If an investigator finds that an employer is performing work that is outside the classification codes for which their policy covers, they can report it to the State. The Department of Financial Services has the power at that moment to issue a stop work order. In order to release the stop work order, the employer will have to pay at least $1000.00. At that point, the Department of Financial Services will require the employer to submit payroll records and they generally require records for the preceding two year period.
The Department of Financial Services calculates the premium that should have been paid based upon what they believe were the classifications that were not covered on the policy. The penalty can be two times the premium that should have been paid within the preceding two year period or $1000 whichever is greater. Once the Department assesses their penalty, you have only 21 days within which to appeal it.
So, the Department could investigate an employer by looking at their website. If the website lists services that are not being covered under the policy, then they can send an investigator to confirm the employer’s activities. Your website and Facebook page could also show pictures of events or activities performed by employees and may provide evidence of misrepresenting employee duties. Often times, employers hire marketing companies to manage their website and Facebook page. These companies may use stock photos or captions that could incorrectly indicate the employer is engaged in services or activities that they are not.

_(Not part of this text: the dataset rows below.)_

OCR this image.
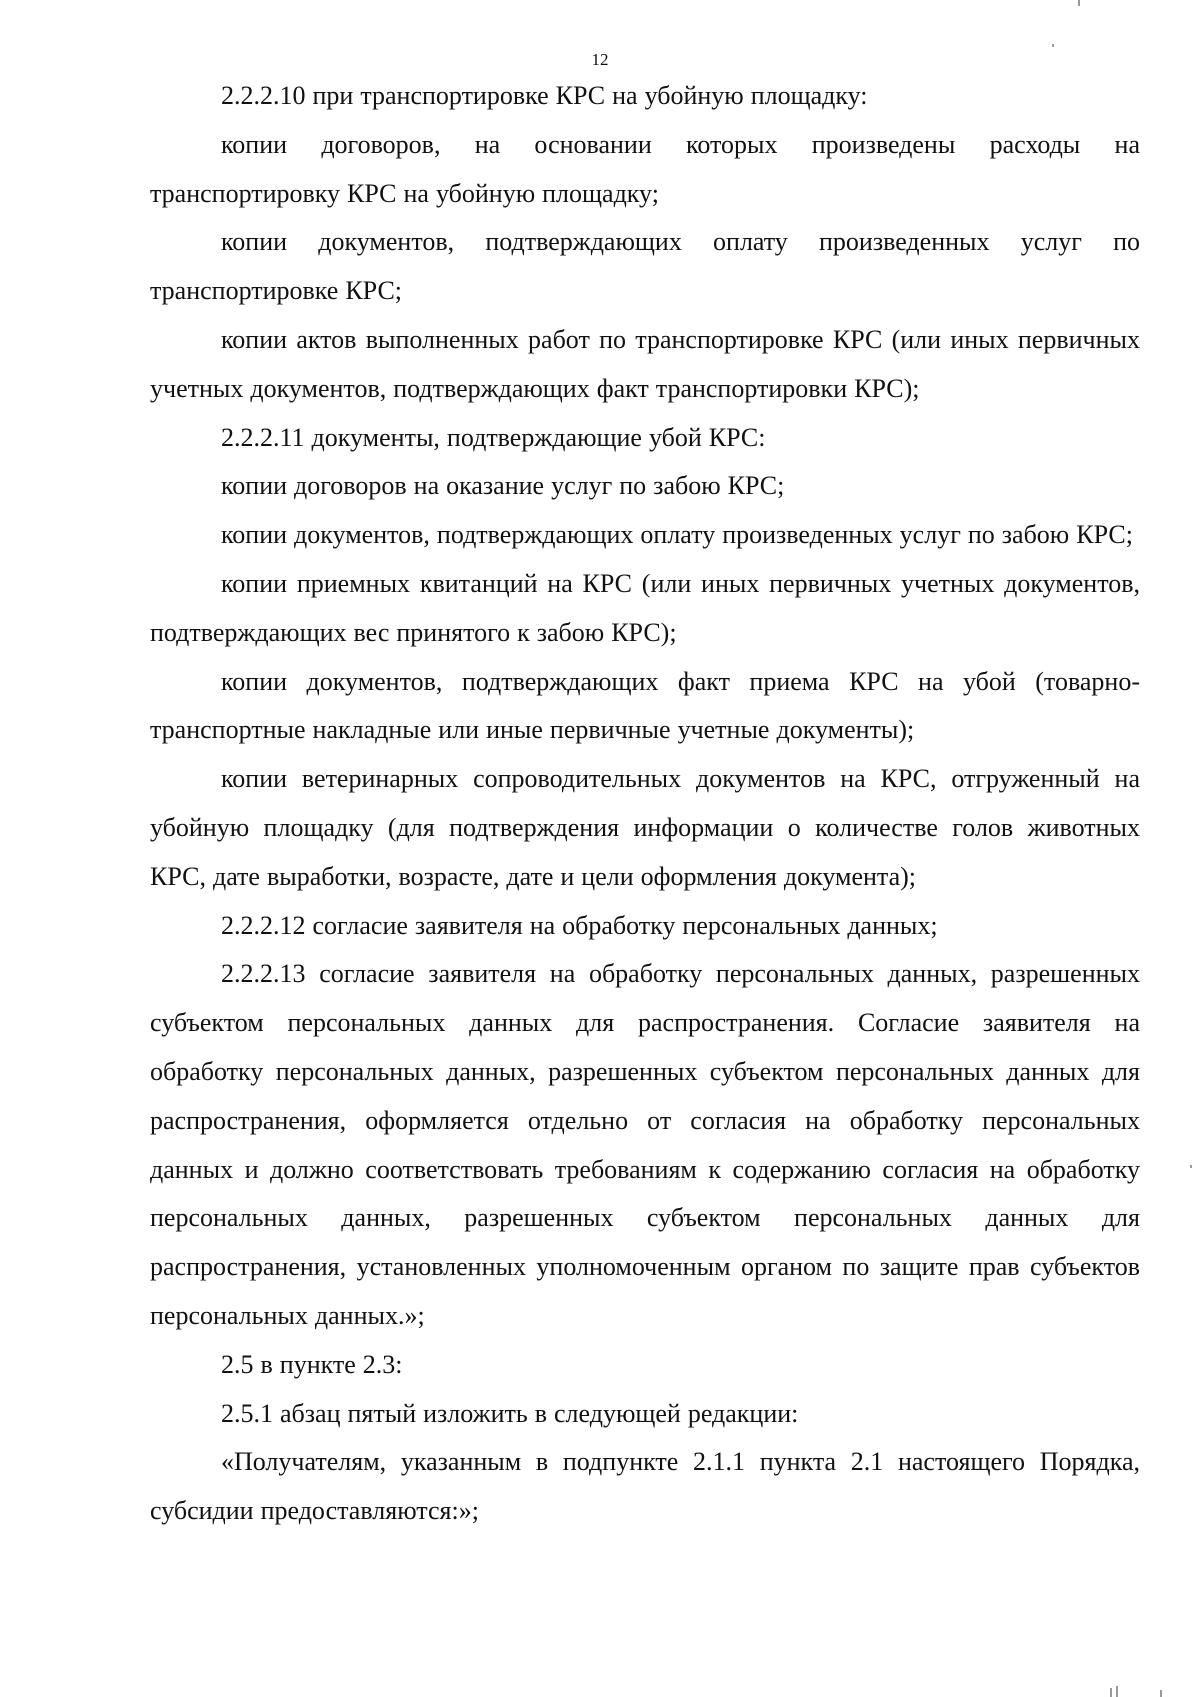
12

2.2.2.10 при транспортировке КРС на убойную площадку:

копии договоров, на основании которых произведены расходы на транспортировку КРС на убойную площадку;

копии документов, подтверждающих оплату произведенных услуг по транспортировке КРС;

копии актов выполненных работ по транспортировке КРС (или иных первичных учетных документов, подтверждающих факт транспортировки КРС);

2.2.2.11 документы, подтверждающие убой КРС:

копии договоров на оказание услуг по забою КРС;

копии документов, подтверждающих оплату произведенных услуг по забою КРС;

копии приемных квитанций на КРС (или иных первичных учетных документов, подтверждающих вес принятого к забою КРС);

копии документов, подтверждающих факт приема КРС на убой (товарно-транспортные накладные или иные первичные учетные документы);

копии ветеринарных сопроводительных документов на КРС, отгруженный на убойную площадку (для подтверждения информации о количестве голов животных КРС, дате выработки, возрасте, дате и цели оформления документа);

2.2.2.12 согласие заявителя на обработку персональных данных;

2.2.2.13 согласие заявителя на обработку персональных данных, разрешенных субъектом персональных данных для распространения. Согласие заявителя на обработку персональных данных, разрешенных субъектом персональных данных для распространения, оформляется отдельно от согласия на обработку персональных данных и должно соответствовать требованиям к содержанию согласия на обработку персональных данных, разрешенных субъектом персональных данных для распространения, установленных уполномоченным органом по защите прав субъектов персональных данных.»;

2.5 в пункте 2.3:

2.5.1 абзац пятый изложить в следующей редакции:

«Получателям, указанным в подпункте 2.1.1 пункта 2.1 настоящего Порядка, субсидии предоставляются:»;
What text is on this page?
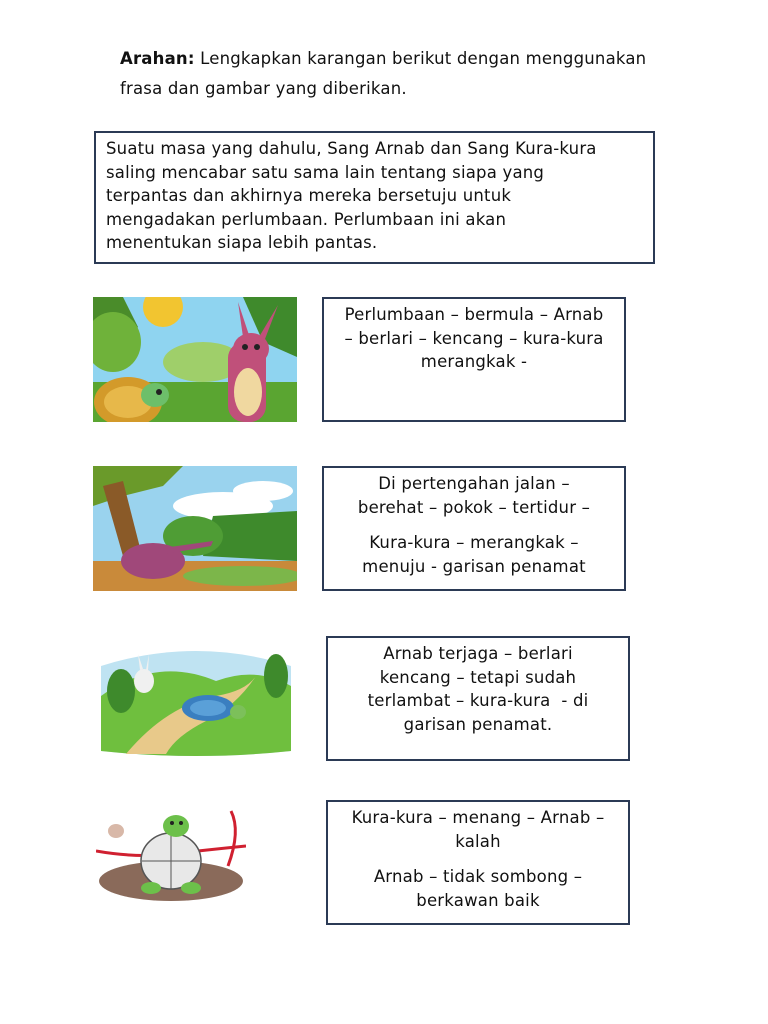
Arahan: Lengkapkan karangan berikut dengan menggunakan
frasa dan gambar yang diberikan.
Suatu masa yang dahulu, Sang Arnab dan Sang Kura-kura
saling mencabar satu sama lain tentang siapa yang
terpantas dan akhirnya mereka bersetuju untuk
mengadakan perlumbaan. Perlumbaan ini akan
menentukan siapa lebih pantas.

Perlumbaan – bermula – Arnab
– berlari – kencang – kura-kura
merangkak -

Di pertengahan jalan –
berehat – pokok – tertidur –

Kura-kura – merangkak –
menuju - garisan penamat

Arnab terjaga – berlari
kencang – tetapi sudah
terlambat – kura-kura  - di
garisan penamat.

Kura-kura – menang – Arnab –
kalah

Arnab – tidak sombong –
berkawan baik
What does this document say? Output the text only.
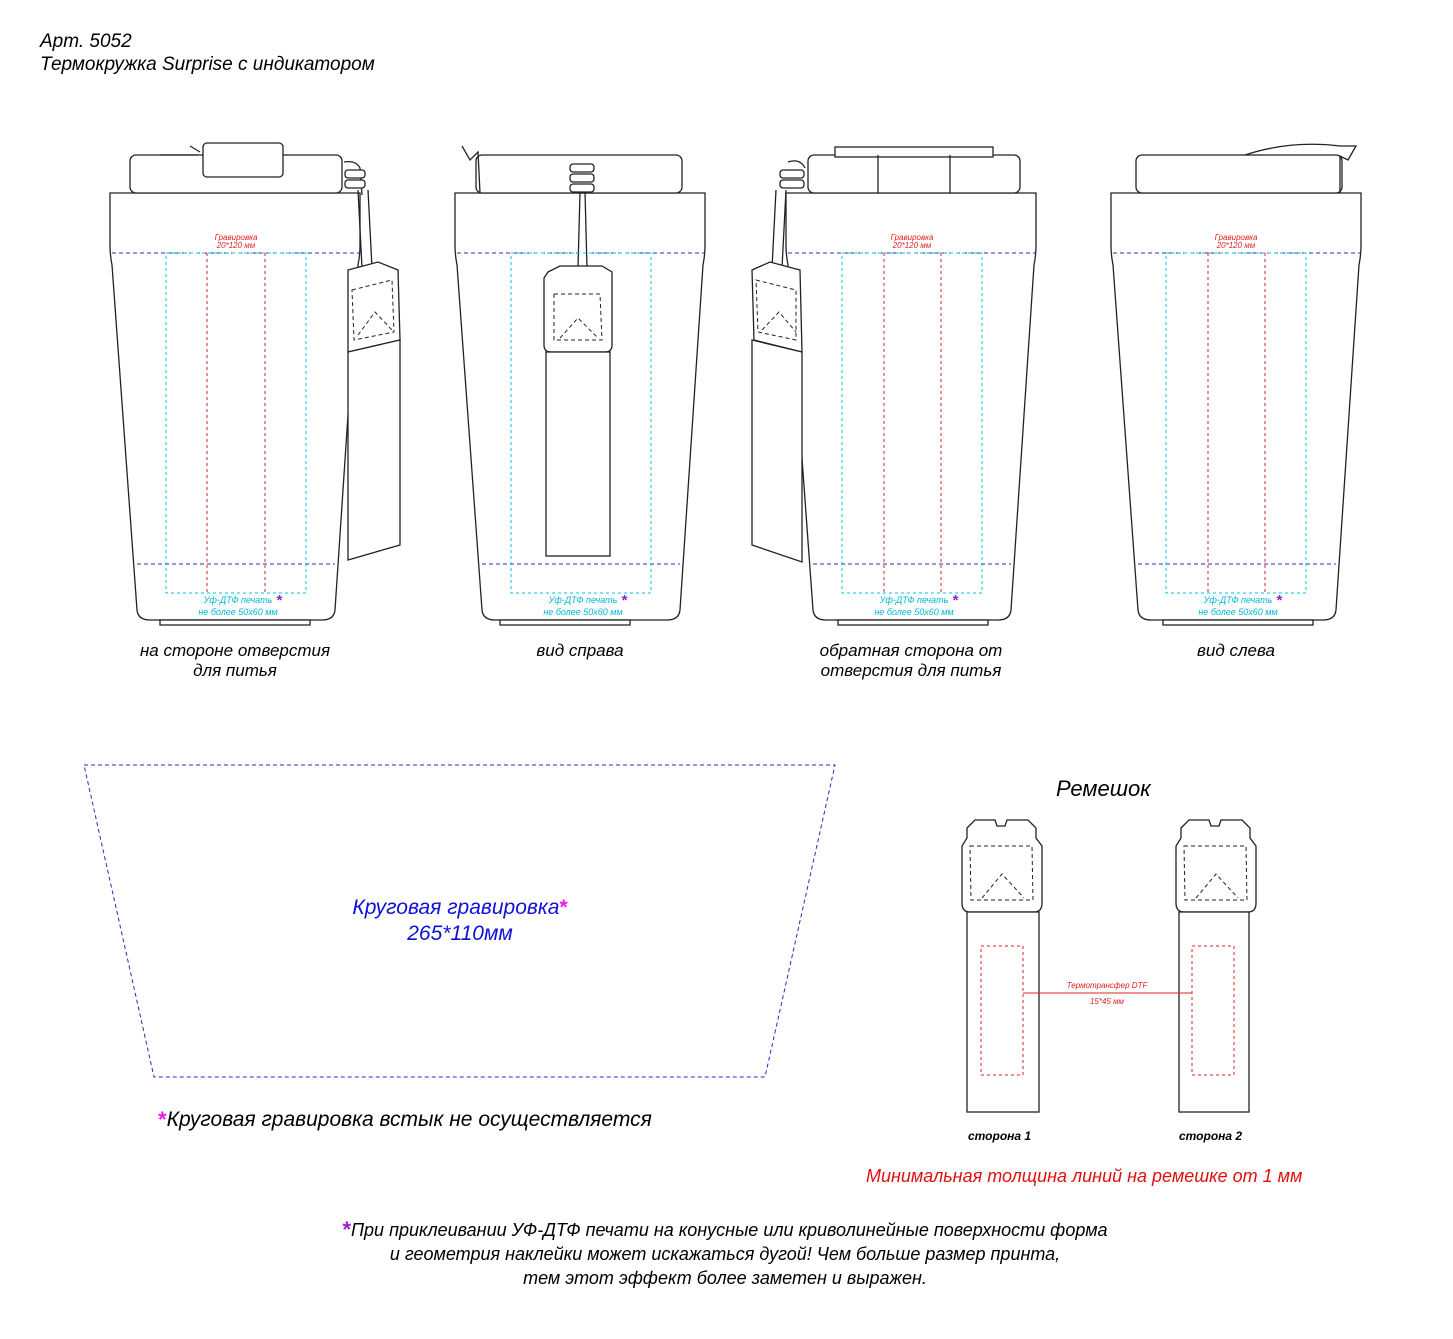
Арт. 5052
Термокружка Surprise с индикатором
Гравировка
20*120 мм
Уф-ДТФ печать *
не более 50х60 мм
Уф-ДТФ печать *
не более 50х60 мм
Гравировка
20*120 мм
Уф-ДТФ печать *
не более 50х60 мм
Гравировка
20*120 мм
Уф-ДТФ печать *
не более 50х60 мм
Термотрансфер DTF
15*45 мм
на стороне отверстия
для питья
вид справа	обратная сторона от
отверстия для питья
вид слева
Круговая гравировка*
265*110мм
*Круговая гравировка встык не осуществляется
Ремешок
сторона 1	сторона 2
Минимальная толщина линий на ремешке от 1 мм
*При приклеивании УФ-ДТФ печати на конусные или криволинейные поверхности форма
и геометрия наклейки может искажаться дугой! Чем больше размер принта,
тем этот эффект более заметен и выражен.
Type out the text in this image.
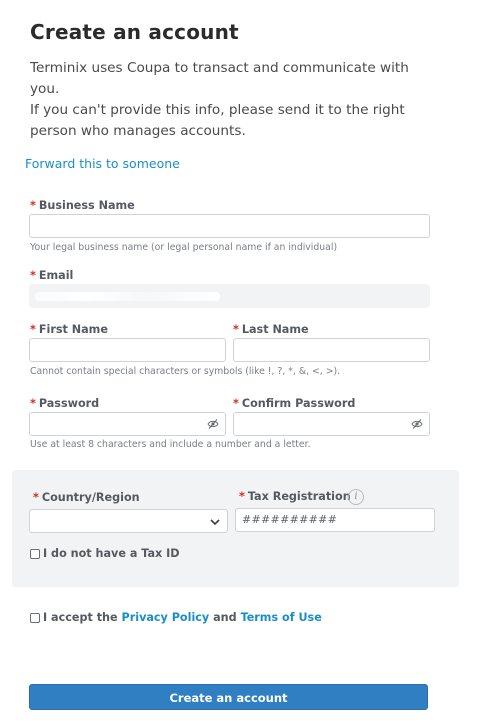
Create an account

Terminix uses Coupa to transact and communicate with you.

If you can't provide this info, please send it to the right person who manages accounts.

Forward this to someone
* Business Name
Your legal business name (or legal personal name if an individual)
* Email
* First Name	* Last Name
Cannot contain special characters or symbols (like !, ?, *, &, <, >).
* Password	* Confirm Password
Use at least 8 characters and include a number and a letter.
* Country/Region	* Tax Registration i
##########
I do not have a Tax ID
I accept the Privacy Policy and Terms of Use
Create an account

If your business is issued a stop order, it is best to contact an attorney immediately. An attorney is able to gather all the required payroll records and make sure only those that truly represent payroll are submitted to the Department. The time deadlines are strict and failure to meet them can cause the business to pay penalties in excess of what they actually owe. In addition, an attorney has the knowledge of the classifications codes and whether the codes being applied by the Department are accurate.